Coelacanth, Ikan purba yang menentang zaman
Berdasarkan catatan dari National Geographic dan Smithsonian Ocean, ikan ini berasal dari garis keturunan yang telah ada sejak sekitar 400 juta tahun lalu, menjadikannya lebih tua dari dinosaurus.
Selama puluhan juta tahun, coelacanth dianggap telah punah karena tak pernah ditemukan lagi, hingga akhirnya pada tahun 1938, seekor spesimen hidup ditemukan oleh nelayan di perairan Afrika Selatan.
Penemuan tersebut dikukuhkan oleh ahli biologi muda bernama Marjorie Courtenay-Latimer, yang kemudian mengabadikan namanya dalam nama ilmiah coelacanth: Latimeria chalumnae.
Kini, para ilmuwan mengenali dua spesies coelacanth: Latimeria chalumnae, yang ditemukan di perairan Samudra Hindia bagian barat seperti di lepas pantai Komoro, Tanzania, dan Madagaskar, dan Latimeria menadoensis, yang ditemukan di perairan sekitar Manado, Sulawesi, Indonesia, dan diumumkan penemuannya secara resmi pada tahun 1999 dalam publikasi ilmiah oleh peneliti Prancis dan Indonesia (Nature, 1999).
Coelacanth sering kali bersembunyi di gua-gua vulkanik bawah laut (Smithsonian Magazine).
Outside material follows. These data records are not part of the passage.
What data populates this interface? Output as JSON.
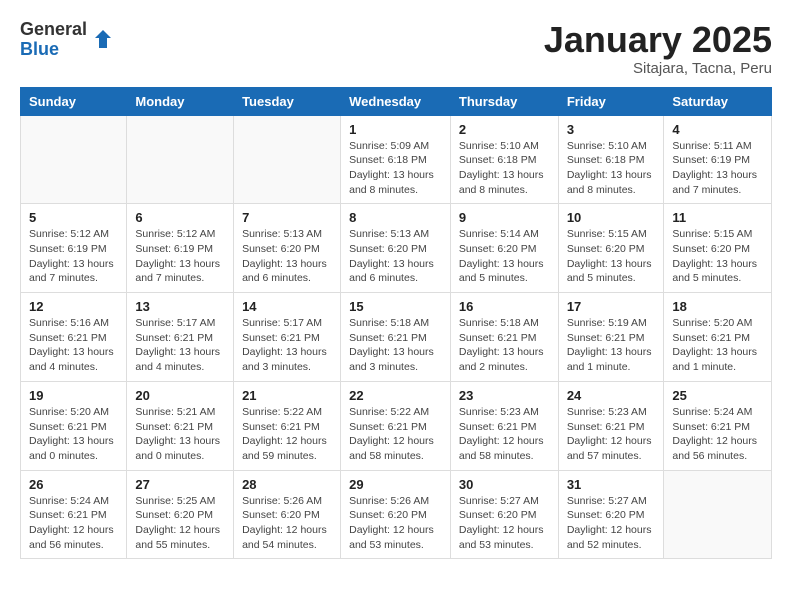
{
  "logo": {
    "general": "General",
    "blue": "Blue"
  },
  "title": "January 2025",
  "location": "Sitajara, Tacna, Peru",
  "days_of_week": [
    "Sunday",
    "Monday",
    "Tuesday",
    "Wednesday",
    "Thursday",
    "Friday",
    "Saturday"
  ],
  "weeks": [
    [
      {
        "day": "",
        "info": ""
      },
      {
        "day": "",
        "info": ""
      },
      {
        "day": "",
        "info": ""
      },
      {
        "day": "1",
        "info": "Sunrise: 5:09 AM\nSunset: 6:18 PM\nDaylight: 13 hours and 8 minutes."
      },
      {
        "day": "2",
        "info": "Sunrise: 5:10 AM\nSunset: 6:18 PM\nDaylight: 13 hours and 8 minutes."
      },
      {
        "day": "3",
        "info": "Sunrise: 5:10 AM\nSunset: 6:18 PM\nDaylight: 13 hours and 8 minutes."
      },
      {
        "day": "4",
        "info": "Sunrise: 5:11 AM\nSunset: 6:19 PM\nDaylight: 13 hours and 7 minutes."
      }
    ],
    [
      {
        "day": "5",
        "info": "Sunrise: 5:12 AM\nSunset: 6:19 PM\nDaylight: 13 hours and 7 minutes."
      },
      {
        "day": "6",
        "info": "Sunrise: 5:12 AM\nSunset: 6:19 PM\nDaylight: 13 hours and 7 minutes."
      },
      {
        "day": "7",
        "info": "Sunrise: 5:13 AM\nSunset: 6:20 PM\nDaylight: 13 hours and 6 minutes."
      },
      {
        "day": "8",
        "info": "Sunrise: 5:13 AM\nSunset: 6:20 PM\nDaylight: 13 hours and 6 minutes."
      },
      {
        "day": "9",
        "info": "Sunrise: 5:14 AM\nSunset: 6:20 PM\nDaylight: 13 hours and 5 minutes."
      },
      {
        "day": "10",
        "info": "Sunrise: 5:15 AM\nSunset: 6:20 PM\nDaylight: 13 hours and 5 minutes."
      },
      {
        "day": "11",
        "info": "Sunrise: 5:15 AM\nSunset: 6:20 PM\nDaylight: 13 hours and 5 minutes."
      }
    ],
    [
      {
        "day": "12",
        "info": "Sunrise: 5:16 AM\nSunset: 6:21 PM\nDaylight: 13 hours and 4 minutes."
      },
      {
        "day": "13",
        "info": "Sunrise: 5:17 AM\nSunset: 6:21 PM\nDaylight: 13 hours and 4 minutes."
      },
      {
        "day": "14",
        "info": "Sunrise: 5:17 AM\nSunset: 6:21 PM\nDaylight: 13 hours and 3 minutes."
      },
      {
        "day": "15",
        "info": "Sunrise: 5:18 AM\nSunset: 6:21 PM\nDaylight: 13 hours and 3 minutes."
      },
      {
        "day": "16",
        "info": "Sunrise: 5:18 AM\nSunset: 6:21 PM\nDaylight: 13 hours and 2 minutes."
      },
      {
        "day": "17",
        "info": "Sunrise: 5:19 AM\nSunset: 6:21 PM\nDaylight: 13 hours and 1 minute."
      },
      {
        "day": "18",
        "info": "Sunrise: 5:20 AM\nSunset: 6:21 PM\nDaylight: 13 hours and 1 minute."
      }
    ],
    [
      {
        "day": "19",
        "info": "Sunrise: 5:20 AM\nSunset: 6:21 PM\nDaylight: 13 hours and 0 minutes."
      },
      {
        "day": "20",
        "info": "Sunrise: 5:21 AM\nSunset: 6:21 PM\nDaylight: 13 hours and 0 minutes."
      },
      {
        "day": "21",
        "info": "Sunrise: 5:22 AM\nSunset: 6:21 PM\nDaylight: 12 hours and 59 minutes."
      },
      {
        "day": "22",
        "info": "Sunrise: 5:22 AM\nSunset: 6:21 PM\nDaylight: 12 hours and 58 minutes."
      },
      {
        "day": "23",
        "info": "Sunrise: 5:23 AM\nSunset: 6:21 PM\nDaylight: 12 hours and 58 minutes."
      },
      {
        "day": "24",
        "info": "Sunrise: 5:23 AM\nSunset: 6:21 PM\nDaylight: 12 hours and 57 minutes."
      },
      {
        "day": "25",
        "info": "Sunrise: 5:24 AM\nSunset: 6:21 PM\nDaylight: 12 hours and 56 minutes."
      }
    ],
    [
      {
        "day": "26",
        "info": "Sunrise: 5:24 AM\nSunset: 6:21 PM\nDaylight: 12 hours and 56 minutes."
      },
      {
        "day": "27",
        "info": "Sunrise: 5:25 AM\nSunset: 6:20 PM\nDaylight: 12 hours and 55 minutes."
      },
      {
        "day": "28",
        "info": "Sunrise: 5:26 AM\nSunset: 6:20 PM\nDaylight: 12 hours and 54 minutes."
      },
      {
        "day": "29",
        "info": "Sunrise: 5:26 AM\nSunset: 6:20 PM\nDaylight: 12 hours and 53 minutes."
      },
      {
        "day": "30",
        "info": "Sunrise: 5:27 AM\nSunset: 6:20 PM\nDaylight: 12 hours and 53 minutes."
      },
      {
        "day": "31",
        "info": "Sunrise: 5:27 AM\nSunset: 6:20 PM\nDaylight: 12 hours and 52 minutes."
      },
      {
        "day": "",
        "info": ""
      }
    ]
  ]
}
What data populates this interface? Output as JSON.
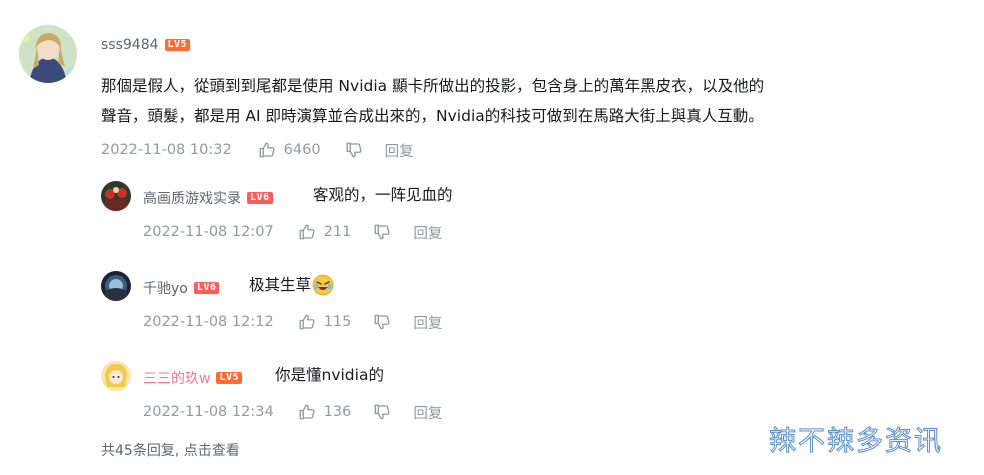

Aktivitas mereka lebih sering terjadi pada malam hari, dan mereka menggunakan sirip lobusnya untuk “berjalan” di dasar laut, bukan berenang seperti ikan modern lainnya.
Daya tarik coelacanth tak hanya karena usianya yang purba, tetapi juga karena peranannya dalam studi evolusi.
Para ilmuwan meyakini bahwa struktur tubuh coelacanth dapat memberikan petunjuk tentang transisi kehidupan dari laut ke darat pada masa prasejarah, karena sirip lobusnya menyerupai tungkai pada hewan darat awal (Scientific American).
Lebih jauh lagi, menurut studi dari Marine Biology Journal, coelacanth memiliki usia hidup yang panjang, bisa mencapai 100 tahun, dan berkembang biak secara sangat lambat.
Masa kehamilan ikan ini bahkan bisa berlangsung hingga 5 tahun, yang merupakan salah satu periode kehamilan terlama pada vertebrata.
Coelacanth berkembang secara ovovivipar artinya telur berkembang di dalam tubuh induk hingga menetas, dan anak ikan dilahirkan dalam keadaan hidup.
Karena habitatnya yang dalam dan terbatas serta populasinya yang kecil, coelacanth kini dikategorikan sebagai spesies sangat terancam punah oleh International Union for Conservation of Nature (IUCN).
Upaya pelestarian terus dilakukan, terutama di wilayah-wilayah habitat aslinya di Afrika dan Indonesia.